A visitor's guide
Cobh (pronounced Cove) is a town on the south of Great Island in Cork
Harbour, Ireland. Cobh is a cruise liner port of call with over 50 liners
visiting each year. Having a population of around 11,000 inhabitants, it lies
approximately 13 miles by road from Cork City. Cobh is served by a rail link to
the city via Fota Island and Glounthaune. A car ferry crosses the River Lee from
Carrigaloe in Cobh to Glenbrook. With its great natural beauty, Cobh has a
centuries long maritime history and is the perfect base to visit the remarkable Spike Island. Cobh was first referred to as Cove ("The Cove
of Cork") in 1750. It was renamed Queenstown in 1849 to commemorate a visit by
Queen Victoria. With the foundation of the Irish Free State in 1922, the name
was restored to Cobh - Google Maps. In 1831 King William IV granted the Cobh based Cork Yacht Club the privilege of using the prefix “Royal” and it became known as the Royal Cork Yacht Club - the oldest yacht club in the world, now based in Crosshaven. Leisure activities in Cobh include, tennis, golf, sailing, angling, swimming, rowing, team sports and many other clubs and groups.

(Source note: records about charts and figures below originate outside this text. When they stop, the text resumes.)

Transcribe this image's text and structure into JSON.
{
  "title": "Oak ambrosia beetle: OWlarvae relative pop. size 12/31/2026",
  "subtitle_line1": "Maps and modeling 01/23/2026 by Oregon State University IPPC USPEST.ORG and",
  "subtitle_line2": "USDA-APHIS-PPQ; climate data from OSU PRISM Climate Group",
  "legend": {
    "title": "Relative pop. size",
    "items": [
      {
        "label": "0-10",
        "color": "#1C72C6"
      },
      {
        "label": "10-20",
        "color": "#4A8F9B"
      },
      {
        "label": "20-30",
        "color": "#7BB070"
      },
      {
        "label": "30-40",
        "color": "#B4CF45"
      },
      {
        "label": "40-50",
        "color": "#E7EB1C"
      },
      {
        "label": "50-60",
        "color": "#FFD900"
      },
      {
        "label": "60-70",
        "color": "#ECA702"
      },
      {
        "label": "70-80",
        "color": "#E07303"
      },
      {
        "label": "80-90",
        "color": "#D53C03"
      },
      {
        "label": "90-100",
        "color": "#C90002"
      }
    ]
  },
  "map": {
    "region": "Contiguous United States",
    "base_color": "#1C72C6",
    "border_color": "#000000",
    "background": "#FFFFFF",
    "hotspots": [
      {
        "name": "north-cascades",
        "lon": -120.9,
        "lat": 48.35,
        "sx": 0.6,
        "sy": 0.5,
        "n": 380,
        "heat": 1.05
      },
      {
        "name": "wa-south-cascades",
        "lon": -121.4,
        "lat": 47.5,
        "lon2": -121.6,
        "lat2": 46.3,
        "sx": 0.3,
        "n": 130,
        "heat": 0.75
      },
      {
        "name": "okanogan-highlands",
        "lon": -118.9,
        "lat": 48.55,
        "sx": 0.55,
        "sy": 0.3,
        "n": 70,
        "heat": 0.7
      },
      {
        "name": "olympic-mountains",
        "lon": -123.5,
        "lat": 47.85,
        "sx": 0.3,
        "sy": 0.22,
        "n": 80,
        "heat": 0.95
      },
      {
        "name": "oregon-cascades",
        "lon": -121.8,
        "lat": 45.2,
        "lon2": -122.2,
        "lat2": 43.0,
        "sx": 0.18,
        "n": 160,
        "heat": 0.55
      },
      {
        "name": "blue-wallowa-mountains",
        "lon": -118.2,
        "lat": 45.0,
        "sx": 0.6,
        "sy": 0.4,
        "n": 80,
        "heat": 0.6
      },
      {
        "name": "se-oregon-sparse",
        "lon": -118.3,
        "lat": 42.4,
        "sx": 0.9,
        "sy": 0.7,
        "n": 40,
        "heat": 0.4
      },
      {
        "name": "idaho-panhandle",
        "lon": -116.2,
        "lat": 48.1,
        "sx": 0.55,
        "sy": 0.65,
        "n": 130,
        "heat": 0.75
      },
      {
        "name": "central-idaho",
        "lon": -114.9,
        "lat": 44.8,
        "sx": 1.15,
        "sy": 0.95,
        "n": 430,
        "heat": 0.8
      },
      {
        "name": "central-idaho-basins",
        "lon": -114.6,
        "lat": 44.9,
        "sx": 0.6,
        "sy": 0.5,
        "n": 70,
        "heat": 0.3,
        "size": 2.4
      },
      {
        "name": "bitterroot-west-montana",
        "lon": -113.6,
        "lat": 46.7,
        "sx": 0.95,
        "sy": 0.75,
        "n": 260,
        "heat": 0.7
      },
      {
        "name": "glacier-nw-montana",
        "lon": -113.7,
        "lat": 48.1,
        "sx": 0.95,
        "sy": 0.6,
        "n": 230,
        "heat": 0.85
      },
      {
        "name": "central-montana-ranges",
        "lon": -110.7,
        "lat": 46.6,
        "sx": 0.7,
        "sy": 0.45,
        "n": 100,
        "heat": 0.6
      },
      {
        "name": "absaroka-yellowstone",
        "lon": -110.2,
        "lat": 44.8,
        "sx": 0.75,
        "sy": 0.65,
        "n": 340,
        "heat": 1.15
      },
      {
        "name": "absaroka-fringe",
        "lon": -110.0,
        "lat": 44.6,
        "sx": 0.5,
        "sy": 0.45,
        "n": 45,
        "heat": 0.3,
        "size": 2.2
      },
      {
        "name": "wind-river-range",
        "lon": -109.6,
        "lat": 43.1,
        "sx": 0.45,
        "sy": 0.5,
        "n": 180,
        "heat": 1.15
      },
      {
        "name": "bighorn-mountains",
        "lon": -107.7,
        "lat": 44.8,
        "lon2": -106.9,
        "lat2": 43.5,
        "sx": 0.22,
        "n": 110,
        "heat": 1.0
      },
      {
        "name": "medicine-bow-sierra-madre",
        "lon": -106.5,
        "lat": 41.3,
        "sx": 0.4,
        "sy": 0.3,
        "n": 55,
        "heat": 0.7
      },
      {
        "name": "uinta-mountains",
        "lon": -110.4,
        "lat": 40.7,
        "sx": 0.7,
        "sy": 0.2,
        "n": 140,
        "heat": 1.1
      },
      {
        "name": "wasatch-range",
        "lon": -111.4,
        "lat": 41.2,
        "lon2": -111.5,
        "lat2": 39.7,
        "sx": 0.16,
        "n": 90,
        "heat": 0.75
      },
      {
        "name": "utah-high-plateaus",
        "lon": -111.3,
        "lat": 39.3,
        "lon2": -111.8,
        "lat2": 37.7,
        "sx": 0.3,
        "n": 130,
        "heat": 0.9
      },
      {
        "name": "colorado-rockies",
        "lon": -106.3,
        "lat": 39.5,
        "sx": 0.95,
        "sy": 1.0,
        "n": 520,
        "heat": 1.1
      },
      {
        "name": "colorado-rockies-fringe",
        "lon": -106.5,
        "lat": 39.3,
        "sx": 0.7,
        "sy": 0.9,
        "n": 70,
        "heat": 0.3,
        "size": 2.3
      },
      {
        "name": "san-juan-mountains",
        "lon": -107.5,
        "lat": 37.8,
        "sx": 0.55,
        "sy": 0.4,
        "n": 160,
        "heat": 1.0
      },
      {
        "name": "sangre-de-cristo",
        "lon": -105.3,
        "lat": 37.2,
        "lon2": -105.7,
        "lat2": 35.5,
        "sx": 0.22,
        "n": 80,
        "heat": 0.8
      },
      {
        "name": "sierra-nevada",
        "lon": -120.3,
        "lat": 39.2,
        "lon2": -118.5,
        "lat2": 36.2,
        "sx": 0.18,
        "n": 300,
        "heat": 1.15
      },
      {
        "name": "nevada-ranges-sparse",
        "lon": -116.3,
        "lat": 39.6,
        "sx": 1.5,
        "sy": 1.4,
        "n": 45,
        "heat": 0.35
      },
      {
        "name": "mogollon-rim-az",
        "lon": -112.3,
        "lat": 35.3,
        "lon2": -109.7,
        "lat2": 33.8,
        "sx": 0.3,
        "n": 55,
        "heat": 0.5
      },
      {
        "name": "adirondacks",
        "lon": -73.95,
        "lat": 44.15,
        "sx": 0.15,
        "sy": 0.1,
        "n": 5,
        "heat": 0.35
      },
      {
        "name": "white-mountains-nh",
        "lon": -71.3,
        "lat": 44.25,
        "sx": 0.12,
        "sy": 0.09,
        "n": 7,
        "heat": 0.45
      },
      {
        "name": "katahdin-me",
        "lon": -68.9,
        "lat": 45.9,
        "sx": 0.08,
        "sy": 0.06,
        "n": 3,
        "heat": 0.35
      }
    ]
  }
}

For many years Cobh was the port of Cork and has always had a strong connection with Atlantic crossings. In 1838 the Sirius, the first steamship to cross the Atlantic, sailed from Cobh. The Titanic made its last stop here before its fateful journey in 1912. When the Lusitania was torpedoed off the coast of County Cork in 1915, it was to Cobh that many of the survivors were brought and the dead buried. Cobh was often the last sight of Ireland for emigrants
Cobh was also the emigration point for 2.5 million Irish citizens who left Ireland for the United States or Australia. The first immigrants to a new life in America started their journey in Cobh. Cobh is now a favoured port of call for cruise liner passengers because the ship is docked a two minute stroll from the centre of a town. The railway station is adjacent to the quayside with hourly connections to Cork city so that passengers have the choice to set their own itineraries.
The chilling last words of 19-year-old Jeremiah Burke from Glanmire, Co. Cork, were slipped into a bottle not read until a year after his death on the Titanic. Now, the emotional artifact is on display at Cobh Heritage Centre.
Using the bottle of holy water that his mother gave to him when she saw him off in Cobh, Burke used one of his very own shoelaces to tie it up and threw the letter overboard.The letter simply reads: "From Titanic, goodbye all, Burke of Glanmire, Cork.”